Abbreviation in Old Norse manuscripts — a quantitative study
DOI:
https://doi.org/10.33112/gripla.35.3Abstract
Previous scholarship on the amount and distribution of abbreviation in manuscripts has noted that Icelandic manuscripts use more abbreviation than other vernaculars and that this increases in the medieval period. This study investigates these and related observations quantitatively, using the editions and transcriptions of the Menota and Skaldic projects, and refines them with respect to poetry and prose, and compares them with new studies on abbreviation in Latin and vernacular manuscripts. It is observed that the extent of abbreviation in Icelandic and Norwegian manuscripts relative to other traditions may have been overstated, but that Icelandic manuscripts in particular diverge from other traditions increasingly over time. A substantial difference is further observed in the abbreviation of poetry and prose in manuscripts that combine them, with the prose normally abbreviated around three times as much as poetry. This paper also develops a new measure of abbreviation based on marked-up expansions, showing the amount of writing surface area saved (abbreviation economy).

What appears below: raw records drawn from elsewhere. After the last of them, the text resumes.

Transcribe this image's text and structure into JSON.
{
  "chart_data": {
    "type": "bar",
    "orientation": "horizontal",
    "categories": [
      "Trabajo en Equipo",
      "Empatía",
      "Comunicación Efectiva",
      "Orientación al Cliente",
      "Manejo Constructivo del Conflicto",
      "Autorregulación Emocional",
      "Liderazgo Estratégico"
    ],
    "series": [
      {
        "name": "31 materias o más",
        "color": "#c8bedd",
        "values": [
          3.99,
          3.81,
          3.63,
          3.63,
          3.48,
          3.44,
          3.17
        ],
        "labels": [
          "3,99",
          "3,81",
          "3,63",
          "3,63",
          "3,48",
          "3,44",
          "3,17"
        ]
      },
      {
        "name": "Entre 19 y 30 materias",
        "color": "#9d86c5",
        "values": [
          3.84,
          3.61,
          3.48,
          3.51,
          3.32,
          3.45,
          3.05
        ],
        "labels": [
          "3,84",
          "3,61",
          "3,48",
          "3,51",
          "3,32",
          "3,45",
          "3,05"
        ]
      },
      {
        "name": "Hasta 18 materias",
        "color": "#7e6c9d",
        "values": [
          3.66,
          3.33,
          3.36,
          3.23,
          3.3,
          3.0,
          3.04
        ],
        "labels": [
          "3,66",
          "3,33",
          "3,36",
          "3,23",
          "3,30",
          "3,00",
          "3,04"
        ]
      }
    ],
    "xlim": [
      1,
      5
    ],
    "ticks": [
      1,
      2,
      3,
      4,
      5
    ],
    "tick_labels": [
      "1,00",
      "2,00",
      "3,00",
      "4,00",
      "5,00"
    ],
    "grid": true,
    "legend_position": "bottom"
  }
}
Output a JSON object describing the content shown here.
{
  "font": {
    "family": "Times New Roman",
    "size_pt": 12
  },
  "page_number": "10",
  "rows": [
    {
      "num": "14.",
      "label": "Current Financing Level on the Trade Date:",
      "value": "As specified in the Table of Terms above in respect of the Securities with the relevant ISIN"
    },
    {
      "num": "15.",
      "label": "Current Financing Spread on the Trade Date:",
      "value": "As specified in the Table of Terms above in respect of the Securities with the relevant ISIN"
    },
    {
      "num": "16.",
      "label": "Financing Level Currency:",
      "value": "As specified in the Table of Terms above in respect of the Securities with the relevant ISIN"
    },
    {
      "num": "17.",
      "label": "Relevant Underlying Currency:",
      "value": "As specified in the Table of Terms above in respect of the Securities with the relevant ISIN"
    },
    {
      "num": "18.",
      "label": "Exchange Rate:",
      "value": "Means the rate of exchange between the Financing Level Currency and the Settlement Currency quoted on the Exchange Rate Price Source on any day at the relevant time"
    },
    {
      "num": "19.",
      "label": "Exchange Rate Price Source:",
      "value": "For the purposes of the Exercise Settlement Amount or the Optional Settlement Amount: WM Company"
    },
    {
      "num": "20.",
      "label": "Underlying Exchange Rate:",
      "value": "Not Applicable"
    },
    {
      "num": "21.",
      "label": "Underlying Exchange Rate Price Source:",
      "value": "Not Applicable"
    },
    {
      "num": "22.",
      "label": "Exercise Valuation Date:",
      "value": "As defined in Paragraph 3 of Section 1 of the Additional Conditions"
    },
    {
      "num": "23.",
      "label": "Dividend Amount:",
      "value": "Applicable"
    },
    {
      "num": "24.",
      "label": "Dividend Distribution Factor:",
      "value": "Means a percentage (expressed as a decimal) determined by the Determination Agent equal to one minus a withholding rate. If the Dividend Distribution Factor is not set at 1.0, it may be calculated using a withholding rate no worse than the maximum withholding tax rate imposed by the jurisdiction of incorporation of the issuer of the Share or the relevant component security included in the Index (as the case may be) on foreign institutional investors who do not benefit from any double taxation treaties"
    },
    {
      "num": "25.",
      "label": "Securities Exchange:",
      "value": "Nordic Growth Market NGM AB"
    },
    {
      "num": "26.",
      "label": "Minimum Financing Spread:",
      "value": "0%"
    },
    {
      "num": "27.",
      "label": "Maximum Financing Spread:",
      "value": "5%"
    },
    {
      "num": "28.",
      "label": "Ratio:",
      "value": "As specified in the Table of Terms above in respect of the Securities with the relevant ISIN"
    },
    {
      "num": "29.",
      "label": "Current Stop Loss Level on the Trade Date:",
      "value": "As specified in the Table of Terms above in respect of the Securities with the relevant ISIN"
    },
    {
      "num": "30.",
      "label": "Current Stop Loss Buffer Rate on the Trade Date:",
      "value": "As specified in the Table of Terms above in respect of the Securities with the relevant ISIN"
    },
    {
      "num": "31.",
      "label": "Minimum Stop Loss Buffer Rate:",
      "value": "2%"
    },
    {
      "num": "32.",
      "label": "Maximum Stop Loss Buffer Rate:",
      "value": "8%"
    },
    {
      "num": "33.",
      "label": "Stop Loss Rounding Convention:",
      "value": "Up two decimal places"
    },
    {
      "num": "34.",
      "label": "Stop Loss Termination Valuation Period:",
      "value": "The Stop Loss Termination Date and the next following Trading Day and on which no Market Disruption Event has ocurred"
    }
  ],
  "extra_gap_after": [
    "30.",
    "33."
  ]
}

This measure is closely comparable to the main existing measure in scholarship (proportion of abbreviated words) but can be applied to un-tokenised digital texts which only have expansions marked up. This measure is then applied to the Skaldic Project’s transcription database. The results give a long-term diachronic perspective on abbreviation, showing that abbreviation economy can be divided into three distinct periods, rising in the course of the Middle Ages, remaining extensive through the Reformation and then gradually declining up to the start of the nineteenth century.